Kimberly–Spotlight
Where “the Kimberly Way” Prevails
Story and Photos by Julie Underwood
It’s five in the morning, the sun has not quite reached the horizon, and the air is crisp. I’m at the bean warehouse on Main Street in Kimberly, climbing into the back of an old pickup that belongs to Sherry, the crew boss. Our crew consists of eight girls who are thirteen to fifteen years old, all of us daughters of warehouse staff—two are Sherry’s kids. Once we’re loaded up, everyone hunkers down under wool blankets and sleeping bags we’ve brought along for the thirty-five-minute ride to Paul. Southern central Idaho has a high-desert climate, so even at daybreak in July, the temperature is a mere fifty degrees. Add in the wind chill when traveling 55 m.p.h. down I-84 and it’s cold. Even so, I feel lucky to have a job that actually pays me minimum wage (a whopping $2.90 per hour in 1978) when I’m not yet at the legal working age of fourteen.
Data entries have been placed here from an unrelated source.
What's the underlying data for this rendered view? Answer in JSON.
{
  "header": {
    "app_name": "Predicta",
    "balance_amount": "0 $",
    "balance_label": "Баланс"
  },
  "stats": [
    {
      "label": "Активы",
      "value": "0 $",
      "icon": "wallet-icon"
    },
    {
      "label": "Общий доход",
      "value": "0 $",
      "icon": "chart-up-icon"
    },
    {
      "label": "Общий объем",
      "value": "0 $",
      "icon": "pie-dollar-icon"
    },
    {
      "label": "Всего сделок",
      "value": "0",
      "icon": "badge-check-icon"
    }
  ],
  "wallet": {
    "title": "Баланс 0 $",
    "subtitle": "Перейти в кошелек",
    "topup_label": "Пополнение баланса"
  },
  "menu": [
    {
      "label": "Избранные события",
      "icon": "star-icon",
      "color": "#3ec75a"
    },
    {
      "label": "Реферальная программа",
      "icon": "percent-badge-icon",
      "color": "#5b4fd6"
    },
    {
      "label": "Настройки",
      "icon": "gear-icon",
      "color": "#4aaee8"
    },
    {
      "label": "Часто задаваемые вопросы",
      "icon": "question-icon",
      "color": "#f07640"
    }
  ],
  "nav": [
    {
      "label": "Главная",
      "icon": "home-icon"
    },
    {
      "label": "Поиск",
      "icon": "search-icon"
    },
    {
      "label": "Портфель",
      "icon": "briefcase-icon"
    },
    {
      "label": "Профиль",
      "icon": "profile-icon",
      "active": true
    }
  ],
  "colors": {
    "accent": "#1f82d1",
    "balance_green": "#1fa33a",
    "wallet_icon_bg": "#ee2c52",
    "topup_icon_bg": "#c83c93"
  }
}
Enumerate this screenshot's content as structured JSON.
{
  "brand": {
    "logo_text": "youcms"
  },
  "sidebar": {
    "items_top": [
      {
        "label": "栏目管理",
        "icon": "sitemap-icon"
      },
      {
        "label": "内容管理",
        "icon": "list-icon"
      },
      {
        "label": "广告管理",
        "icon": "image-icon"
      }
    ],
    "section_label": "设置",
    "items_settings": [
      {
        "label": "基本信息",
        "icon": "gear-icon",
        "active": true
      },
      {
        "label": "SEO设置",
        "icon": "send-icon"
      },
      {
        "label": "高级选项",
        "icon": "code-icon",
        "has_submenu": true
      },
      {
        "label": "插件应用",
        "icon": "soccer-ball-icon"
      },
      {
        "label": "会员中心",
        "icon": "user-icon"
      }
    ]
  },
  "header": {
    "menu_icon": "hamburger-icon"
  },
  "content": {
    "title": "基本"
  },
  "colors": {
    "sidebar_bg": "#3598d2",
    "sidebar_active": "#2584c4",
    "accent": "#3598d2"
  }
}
After the invigorating ride to the field, we are instructed to identify which beans are “rogues” in any particular field. For example, in a field of Blue Lakes green beans, which grow as bushy plants low to the ground, Sherry points out runner bean plants that don’t belong. By pulling the rogue beans from the field, we effectively create a purified crop that can then be used for seed beans the next year. We work until the afternoon sun makes it too hot to continue. As the morning dew evaporates off the fields, the humidity climbs to ninety percent by early afternoon, which makes quitting time 2 p.m. most days—even earlier when temperatures rise into the mid-nineties.
Seeing the Kimberly water tower alerts us that we are almost home, and I’m very relieved to thump across the railroad tracks, which then were just on the other side of the bean house. Kimberly was, and still is, a very small town. It consists of two main thoroughfares, Main Street and Center Street.